Greg Rodgers in Alaska

I felt the line go tight in my hands and gave it a sharp jerk which proved to be too little too late.

About five feet from the boat, an enormous rainbow trout, even larger than the one I caught last year, jumped straight up out of the water, cleared its full body length, and came back down with a splash. It had been after my bead that I was fishing with. A very close miss on a record fish — damn! If I had not been in the presence of two other grown men, I probably would have cried.

We started the day at 5 a.m. as planned, but for various reasons did not make it into the water until around noon. I spotted one moose standing in knee deep water, but he never looked my direction. For being such large animals, sometimes I think their brains are out of proportion to their body sizes.

The shore just past the boat launch was covered with “combat fishermen”…those without boats that stand almost shoulder to shoulder and cast out hoping to snag a salmon. The poor salmon are running a gauntlet of hooks and lines, trying to reach their birthplace to spawn and die. It seems like this would be tough on the fish, but it is actually a good thing. I would rather someone get to eat them rather than have them die in vain and end up food for the water birds always keeping a close watch above us.

Luckily for us, we drifted right past the fishing gauntlet and down one of the prettiest rivers in the country — or world, in my opinion — the Russian River on the Kenai Peninsula.

Just like last year, the grand finale to the so-far-fishless (is that a word?) float, was running the rapids through the canyon at the end of the river. We made a brief stop to strap everything down and enjoy a cigar which I smoked until I couldn’t pinch it any more, and then we were off on a wild ride.
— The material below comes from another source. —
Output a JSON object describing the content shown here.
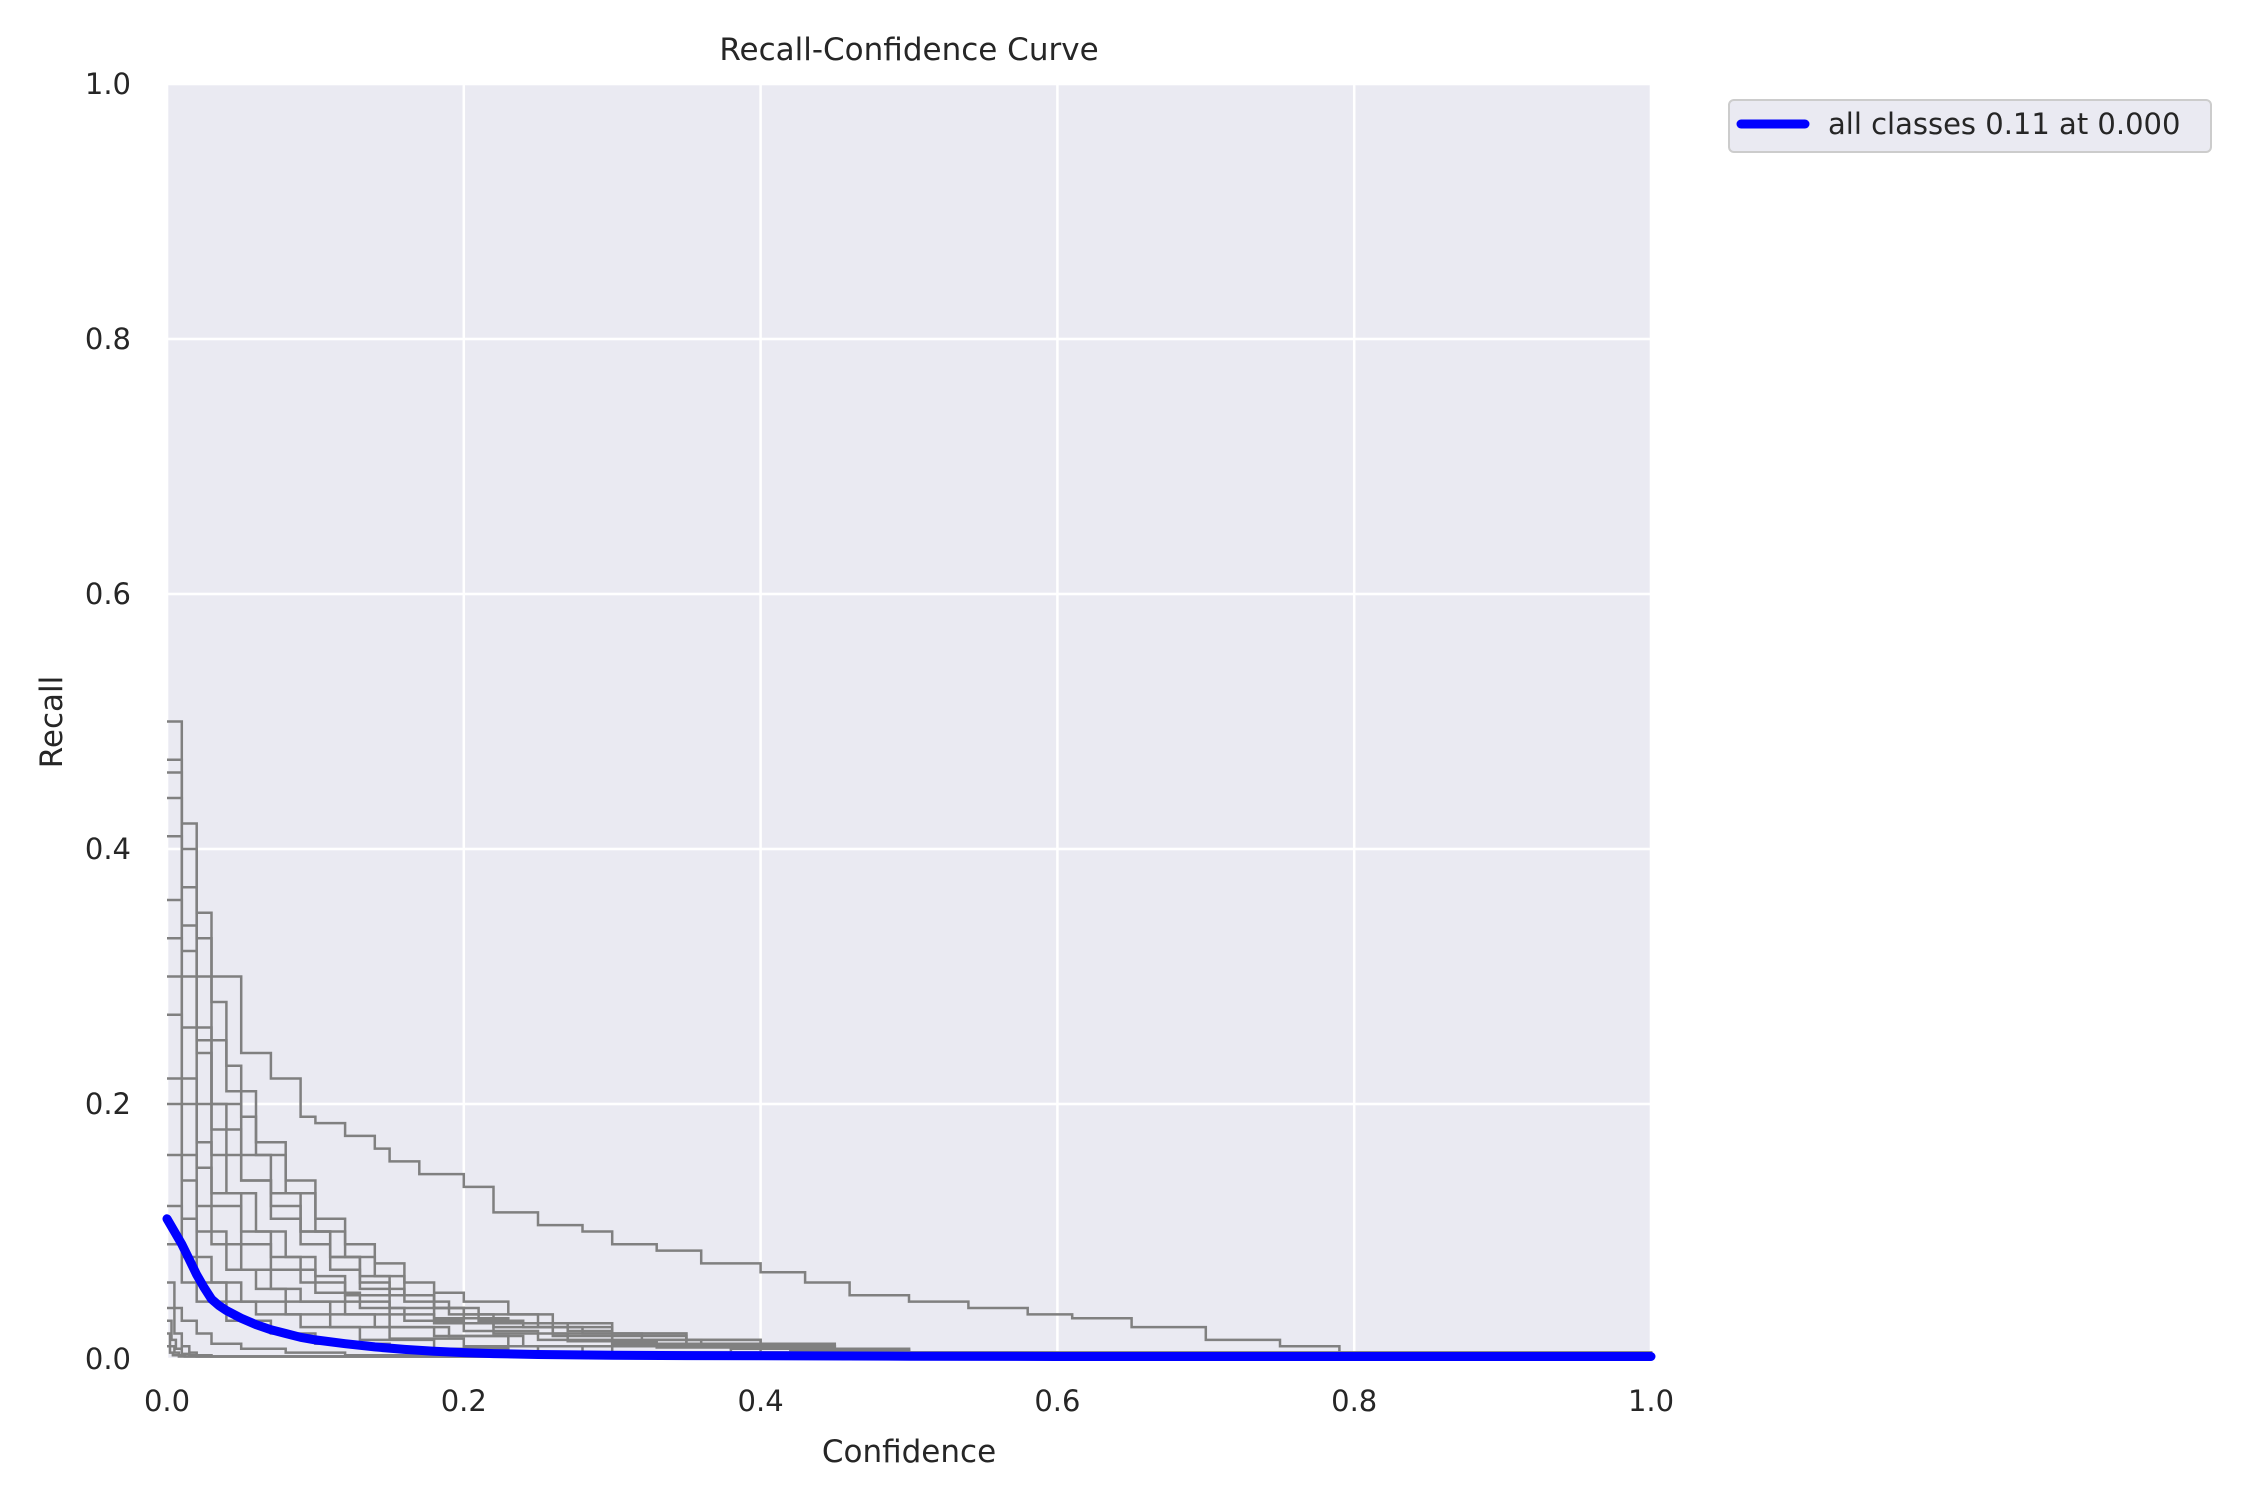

Skip managed to steer us around all the larger rocks as we bounced over white swirls and waves.

capsized boat Russian River

Others were not so lucky. My heart sank as we passed one boat very similar to ours that had wrapped itself neatly around a boulder.

The freezing water was crashing over top of it with a vengeance. The crew was missing, but the gear and such was downstream. Whether the impact hurt them or not, the icy glacier water would definitely present a problem if they had no way to get dry clothes fast. And by the looks of it, they may have lost their gear. Not good. These guys were probably fishermen just like ourselves out for a day of fun that had turned into a day of survival. I was suddenly very glad to have someone experienced behind our oars.

We finished the whitewater run and drifted to a stop at the mouth of the Russian River in Skilak Lake, the same lake that left a lasting impression on me last year. I hopped into the cold, knee-deep water and immediately could feel the chill through my rubber boots. With one eye looking up for bald eagles, I cast out over and over into the deep-channel water, praying for that one trout that has been waiting for me to come along all day. I looked up mid-cast to see Skip yelling from downstream, but I didn’t have to ask what it was: I already knew.

He had seen a bear.

I ran as fast as I could, one hand digging into my Gortex for my small camera, but by time I reached him it was too late. If I had been holding one of my own fishing rods, I probably would have slung it into the weeds like a frustrated golfer throws clubs. Anyone that followed my adventure here last year knows that for over a year now I have been dreaming of an encounter with a bear — preferably one which I survive — and now I had come this close, just to fail. Again. I knew that my only realistic chance of finding a bear was on this remote lake, a lake only reachable by two-day boat ride or float plane. My last chance at coming face to face with a grizzly would be somewhere around the cabin we were planning on using tonight.

Life is still fishless and bearless, but good.